The ultimate evolution is CPO, where the optical engine is moved inside the switch package, right next to the silicon. This eliminates the need for long, lossy copper traces on the PCB, allowing for 3.2T and 6.4T ports. While technically challenging, CPO is expected to be the standard for the "GPT-6 era" clusters.

The Rise of UEC (Ultra Ethernet Consortium)

While InfiniBand (NVIDIA) has traditionally led AI, the Ultra Ethernet Consortium (UEC)—backed by Google, Meta, AMD, and Broadcom—is gaining ground.
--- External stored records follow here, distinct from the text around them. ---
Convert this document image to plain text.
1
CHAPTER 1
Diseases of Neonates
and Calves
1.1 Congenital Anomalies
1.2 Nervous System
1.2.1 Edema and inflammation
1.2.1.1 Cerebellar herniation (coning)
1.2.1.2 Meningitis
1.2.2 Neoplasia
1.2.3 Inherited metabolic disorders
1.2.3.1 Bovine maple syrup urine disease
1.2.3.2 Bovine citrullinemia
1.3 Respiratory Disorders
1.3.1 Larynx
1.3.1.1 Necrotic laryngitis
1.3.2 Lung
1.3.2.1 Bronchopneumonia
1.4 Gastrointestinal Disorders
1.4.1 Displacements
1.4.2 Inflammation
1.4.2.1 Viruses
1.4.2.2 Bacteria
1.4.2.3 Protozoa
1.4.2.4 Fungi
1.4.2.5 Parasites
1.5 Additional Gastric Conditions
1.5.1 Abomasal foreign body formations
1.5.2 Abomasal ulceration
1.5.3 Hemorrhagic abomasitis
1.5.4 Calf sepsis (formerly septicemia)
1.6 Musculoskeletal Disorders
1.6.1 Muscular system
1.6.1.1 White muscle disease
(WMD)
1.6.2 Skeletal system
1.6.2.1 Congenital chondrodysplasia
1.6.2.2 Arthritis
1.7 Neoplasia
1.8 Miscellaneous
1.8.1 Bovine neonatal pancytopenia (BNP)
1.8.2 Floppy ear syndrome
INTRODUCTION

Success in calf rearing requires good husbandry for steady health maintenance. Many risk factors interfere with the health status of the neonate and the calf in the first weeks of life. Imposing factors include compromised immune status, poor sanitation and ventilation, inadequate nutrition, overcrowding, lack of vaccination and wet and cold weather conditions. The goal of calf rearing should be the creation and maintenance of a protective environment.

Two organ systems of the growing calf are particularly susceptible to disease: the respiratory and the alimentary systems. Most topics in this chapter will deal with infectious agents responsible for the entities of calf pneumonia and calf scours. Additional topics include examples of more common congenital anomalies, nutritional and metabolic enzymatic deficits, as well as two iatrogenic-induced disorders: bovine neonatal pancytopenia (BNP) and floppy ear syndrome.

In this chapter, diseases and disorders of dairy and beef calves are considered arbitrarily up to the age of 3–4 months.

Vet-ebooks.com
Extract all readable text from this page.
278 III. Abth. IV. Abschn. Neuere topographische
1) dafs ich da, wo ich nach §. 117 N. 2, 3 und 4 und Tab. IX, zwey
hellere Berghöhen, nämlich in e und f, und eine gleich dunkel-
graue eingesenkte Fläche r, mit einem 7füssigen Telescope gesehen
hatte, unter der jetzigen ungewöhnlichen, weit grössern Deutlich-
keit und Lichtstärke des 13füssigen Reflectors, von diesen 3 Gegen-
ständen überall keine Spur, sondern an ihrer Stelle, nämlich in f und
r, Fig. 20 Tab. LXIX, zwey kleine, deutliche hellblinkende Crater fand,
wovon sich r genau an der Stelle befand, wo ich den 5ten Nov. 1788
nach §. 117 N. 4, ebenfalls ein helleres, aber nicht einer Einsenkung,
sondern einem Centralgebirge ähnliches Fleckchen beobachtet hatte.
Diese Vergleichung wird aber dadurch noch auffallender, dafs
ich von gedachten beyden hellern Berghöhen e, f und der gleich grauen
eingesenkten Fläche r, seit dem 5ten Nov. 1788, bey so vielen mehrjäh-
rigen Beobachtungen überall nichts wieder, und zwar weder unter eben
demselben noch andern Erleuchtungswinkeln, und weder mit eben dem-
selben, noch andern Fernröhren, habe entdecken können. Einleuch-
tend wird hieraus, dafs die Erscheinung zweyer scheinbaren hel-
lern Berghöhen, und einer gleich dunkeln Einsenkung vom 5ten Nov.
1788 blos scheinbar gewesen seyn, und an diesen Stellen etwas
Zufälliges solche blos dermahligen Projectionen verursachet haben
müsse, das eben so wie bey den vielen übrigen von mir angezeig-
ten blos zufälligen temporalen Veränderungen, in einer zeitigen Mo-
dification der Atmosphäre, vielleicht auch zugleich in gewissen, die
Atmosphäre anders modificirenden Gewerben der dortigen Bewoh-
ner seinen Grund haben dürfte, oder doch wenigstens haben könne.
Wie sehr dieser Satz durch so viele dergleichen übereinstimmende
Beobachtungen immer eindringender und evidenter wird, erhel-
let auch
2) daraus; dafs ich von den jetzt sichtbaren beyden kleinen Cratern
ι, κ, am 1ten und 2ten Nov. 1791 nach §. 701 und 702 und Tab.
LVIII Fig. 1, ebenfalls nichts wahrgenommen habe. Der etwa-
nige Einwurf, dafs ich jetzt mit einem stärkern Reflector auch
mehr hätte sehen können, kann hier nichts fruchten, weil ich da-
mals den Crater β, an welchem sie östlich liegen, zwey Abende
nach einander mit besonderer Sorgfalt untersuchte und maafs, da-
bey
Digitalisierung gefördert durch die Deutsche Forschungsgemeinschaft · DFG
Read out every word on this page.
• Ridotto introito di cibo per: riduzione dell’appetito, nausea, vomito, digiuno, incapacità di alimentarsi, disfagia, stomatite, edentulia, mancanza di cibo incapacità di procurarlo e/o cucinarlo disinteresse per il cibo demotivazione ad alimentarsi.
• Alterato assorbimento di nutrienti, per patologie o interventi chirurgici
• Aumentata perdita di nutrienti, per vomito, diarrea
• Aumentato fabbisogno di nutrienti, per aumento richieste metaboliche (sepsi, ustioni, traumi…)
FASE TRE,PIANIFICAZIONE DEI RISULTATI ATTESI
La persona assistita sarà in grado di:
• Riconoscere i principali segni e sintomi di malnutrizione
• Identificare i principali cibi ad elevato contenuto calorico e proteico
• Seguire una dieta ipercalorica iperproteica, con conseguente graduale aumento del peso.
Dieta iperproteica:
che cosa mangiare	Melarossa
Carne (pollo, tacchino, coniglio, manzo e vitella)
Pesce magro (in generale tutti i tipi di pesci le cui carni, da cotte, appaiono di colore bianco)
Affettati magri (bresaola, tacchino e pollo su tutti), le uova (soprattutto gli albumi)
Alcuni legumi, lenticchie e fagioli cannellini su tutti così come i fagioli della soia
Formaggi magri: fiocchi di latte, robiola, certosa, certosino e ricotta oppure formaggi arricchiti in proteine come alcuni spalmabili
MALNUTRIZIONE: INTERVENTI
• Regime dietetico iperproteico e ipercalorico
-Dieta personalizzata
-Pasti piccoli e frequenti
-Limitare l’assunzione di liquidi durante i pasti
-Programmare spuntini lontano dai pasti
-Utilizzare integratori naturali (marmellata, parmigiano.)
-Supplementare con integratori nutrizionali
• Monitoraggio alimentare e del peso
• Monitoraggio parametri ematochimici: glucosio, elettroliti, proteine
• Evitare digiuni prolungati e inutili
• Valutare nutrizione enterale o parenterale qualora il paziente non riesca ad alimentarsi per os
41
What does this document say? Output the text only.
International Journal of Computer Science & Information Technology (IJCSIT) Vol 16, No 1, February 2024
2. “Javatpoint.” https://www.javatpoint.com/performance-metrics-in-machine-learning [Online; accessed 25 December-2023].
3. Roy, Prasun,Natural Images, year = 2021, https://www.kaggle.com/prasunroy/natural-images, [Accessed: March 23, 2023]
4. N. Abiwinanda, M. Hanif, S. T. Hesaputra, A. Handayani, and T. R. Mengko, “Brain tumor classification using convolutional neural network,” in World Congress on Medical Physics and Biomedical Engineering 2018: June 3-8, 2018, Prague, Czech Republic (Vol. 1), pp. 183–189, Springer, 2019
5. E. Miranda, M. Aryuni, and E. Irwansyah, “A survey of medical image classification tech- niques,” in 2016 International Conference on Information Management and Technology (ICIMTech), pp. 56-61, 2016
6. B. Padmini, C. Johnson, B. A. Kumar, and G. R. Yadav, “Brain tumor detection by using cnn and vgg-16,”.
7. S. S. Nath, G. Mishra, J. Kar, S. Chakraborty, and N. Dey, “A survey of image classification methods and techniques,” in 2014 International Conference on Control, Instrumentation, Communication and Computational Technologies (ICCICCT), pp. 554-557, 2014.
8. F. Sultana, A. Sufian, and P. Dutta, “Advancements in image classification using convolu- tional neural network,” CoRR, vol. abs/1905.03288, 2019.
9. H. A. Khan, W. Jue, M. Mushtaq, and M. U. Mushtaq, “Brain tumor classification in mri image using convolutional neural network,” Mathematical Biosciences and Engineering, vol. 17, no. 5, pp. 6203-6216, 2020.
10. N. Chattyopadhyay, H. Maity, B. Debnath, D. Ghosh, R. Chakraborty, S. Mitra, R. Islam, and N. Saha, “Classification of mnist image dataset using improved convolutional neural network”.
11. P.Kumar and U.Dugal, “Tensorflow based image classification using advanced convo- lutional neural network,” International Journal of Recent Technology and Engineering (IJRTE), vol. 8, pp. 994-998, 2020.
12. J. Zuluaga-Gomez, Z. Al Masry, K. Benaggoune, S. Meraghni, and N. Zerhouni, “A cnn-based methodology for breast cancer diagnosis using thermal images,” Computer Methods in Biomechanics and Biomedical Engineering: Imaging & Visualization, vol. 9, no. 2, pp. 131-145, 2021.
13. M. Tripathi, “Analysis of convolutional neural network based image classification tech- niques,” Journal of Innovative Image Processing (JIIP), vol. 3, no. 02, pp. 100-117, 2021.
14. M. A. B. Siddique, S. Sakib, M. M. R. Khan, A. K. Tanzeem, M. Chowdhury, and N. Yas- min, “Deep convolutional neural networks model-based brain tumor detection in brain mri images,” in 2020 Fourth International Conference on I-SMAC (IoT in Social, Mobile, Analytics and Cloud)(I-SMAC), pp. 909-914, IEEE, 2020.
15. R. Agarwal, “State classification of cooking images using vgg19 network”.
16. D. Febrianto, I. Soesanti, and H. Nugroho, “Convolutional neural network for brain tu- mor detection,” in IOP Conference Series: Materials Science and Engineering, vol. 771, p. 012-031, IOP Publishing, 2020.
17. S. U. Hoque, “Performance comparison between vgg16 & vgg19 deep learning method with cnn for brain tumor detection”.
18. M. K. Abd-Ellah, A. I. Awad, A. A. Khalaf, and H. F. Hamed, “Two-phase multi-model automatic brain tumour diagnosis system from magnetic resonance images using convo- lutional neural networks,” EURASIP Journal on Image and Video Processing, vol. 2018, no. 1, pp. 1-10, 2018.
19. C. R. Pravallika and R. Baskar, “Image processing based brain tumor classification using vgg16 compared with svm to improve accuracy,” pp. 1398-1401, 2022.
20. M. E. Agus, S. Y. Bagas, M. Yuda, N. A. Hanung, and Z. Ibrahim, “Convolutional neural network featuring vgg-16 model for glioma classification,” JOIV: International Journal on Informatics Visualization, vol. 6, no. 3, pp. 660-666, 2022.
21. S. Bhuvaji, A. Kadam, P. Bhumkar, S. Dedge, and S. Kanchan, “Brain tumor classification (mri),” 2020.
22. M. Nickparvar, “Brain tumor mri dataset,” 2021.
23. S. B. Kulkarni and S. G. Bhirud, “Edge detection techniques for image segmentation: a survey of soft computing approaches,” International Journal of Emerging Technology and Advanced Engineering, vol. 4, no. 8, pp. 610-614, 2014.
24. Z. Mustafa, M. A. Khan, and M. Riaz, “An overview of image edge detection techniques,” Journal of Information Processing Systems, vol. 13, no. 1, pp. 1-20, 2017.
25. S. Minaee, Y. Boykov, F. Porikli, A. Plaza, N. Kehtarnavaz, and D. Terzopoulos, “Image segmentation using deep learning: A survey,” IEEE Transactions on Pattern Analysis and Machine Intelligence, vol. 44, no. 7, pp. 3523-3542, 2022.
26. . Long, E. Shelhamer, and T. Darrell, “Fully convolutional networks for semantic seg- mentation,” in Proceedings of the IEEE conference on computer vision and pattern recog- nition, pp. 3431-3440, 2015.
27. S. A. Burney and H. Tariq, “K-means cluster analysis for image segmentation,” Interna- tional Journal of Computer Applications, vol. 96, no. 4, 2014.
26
By 2027, UEC-compliant Ethernet is expected to provide the "lossless" characteristics of InfiniBand with the scale and cost-efficiency of Ethernet, providing a standardized fabric for the next generation of open and closed AI models.



Conclusion

The 2026 AI revolution is as much a triumph of networking as it is of neural networks. Whether it is the sheer scale of OpenAI's clusters, the contextual depth of Google's Gemini, or the architectural efficiency of DeepSeek, the common denominator is the interconnect. As we push toward 1.6T OSFP, LPO, and eventually CPO, the goal remains the same: to ensure that the "intelligence" of the silicon is never throttled by the "wires" that connect it.